Good hiring is one of (if not the most) important drivers of success for any company, as great people will find creative solutions to hard problems, form a strong culture and propel a company forward. Great talent is scarce in any environment and to find the best talent you need to start with a wide and well-qualified funnel of potential candidates. This is where front-end sourcers like Mr. Linz play a critical role. They find potential candidates from many well-known and obscure sources and research them to effectively qualify their leads based on factors including technical skill and company fit.

Mr. Linz’s biggest challenge is honing in on the right leads, and this is where Mr. Linz uses HeadlessBrowserAPI to gain an edge. Mr. Linz uses HeadlessBrowserAPI, combined with the Crawlomatic WordPress plugin, to source potential candidates for a myriad of job functions in the US, Europe and the Middle East and Africa. In this example, we’ll focus on how Mr. Linz finds software engineers.

Mr. Linz started with the online OpenStack community – a community whose members are a match for the skills he was looking for in this particular case. Each online profile listed the person’s name and level of familiarity with OpenStack along with Twitter handle, LinkedIn profile, or personal blog. The URLs for these page profiles fit a pattern — they shared the same base URL, and then had a user id that incremented from 1 – 10,000. Using Crawlomatic’s URL scraper, Mr.

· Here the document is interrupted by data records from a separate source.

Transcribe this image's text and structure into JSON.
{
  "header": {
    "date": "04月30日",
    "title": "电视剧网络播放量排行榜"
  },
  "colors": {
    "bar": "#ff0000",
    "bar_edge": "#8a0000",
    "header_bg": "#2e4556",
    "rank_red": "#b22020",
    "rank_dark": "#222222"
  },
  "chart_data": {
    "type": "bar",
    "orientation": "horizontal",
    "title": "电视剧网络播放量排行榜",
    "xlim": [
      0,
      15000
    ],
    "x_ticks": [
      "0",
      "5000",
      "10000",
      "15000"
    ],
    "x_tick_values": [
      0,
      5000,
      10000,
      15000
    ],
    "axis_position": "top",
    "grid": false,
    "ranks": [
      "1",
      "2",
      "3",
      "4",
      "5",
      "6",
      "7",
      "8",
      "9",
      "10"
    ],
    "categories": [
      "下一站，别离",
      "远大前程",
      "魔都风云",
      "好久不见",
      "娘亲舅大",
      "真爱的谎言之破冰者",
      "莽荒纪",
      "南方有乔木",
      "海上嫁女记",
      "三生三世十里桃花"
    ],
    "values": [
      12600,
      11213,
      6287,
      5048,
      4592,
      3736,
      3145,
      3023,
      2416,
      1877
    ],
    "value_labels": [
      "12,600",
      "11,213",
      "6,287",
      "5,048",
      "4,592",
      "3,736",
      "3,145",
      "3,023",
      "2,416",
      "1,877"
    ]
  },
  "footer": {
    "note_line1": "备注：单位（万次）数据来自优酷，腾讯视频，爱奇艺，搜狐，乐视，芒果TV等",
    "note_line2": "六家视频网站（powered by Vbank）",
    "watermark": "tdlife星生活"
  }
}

Linz quickly generated a list of the 10,000+ URLs he cared about and triggered a crawl. From there on, he used HeadlessBrowserAPI’s API traversed all the pages in his list and returned a list of all potential candidates.

This was much more valuable than a static list, letting Mr. Linz and his recruiting team track changes over time. For instance, they would monitor identified potential candidates for signals that they might be open to new opportunities, like negative posts about their current employer or complaints about traffic on twitter. The dataset also lets Mr. Linz track growth of this talent pool vs. other pools he monitors with HeadlessBrowserAPI.

Before discovering HeadlessBrowserAPI, Mr. Linz would use a combination of Google searches and more manual scraping techniques to get the source. But, each pull would take 3 hours (excluding the time required for data cleaning) and he consistently got only a tenth of the information he wanted.

This is just one example of the various ways Mr. Linz uses HeadlessBrowserAPI to make him a super-human sourcer.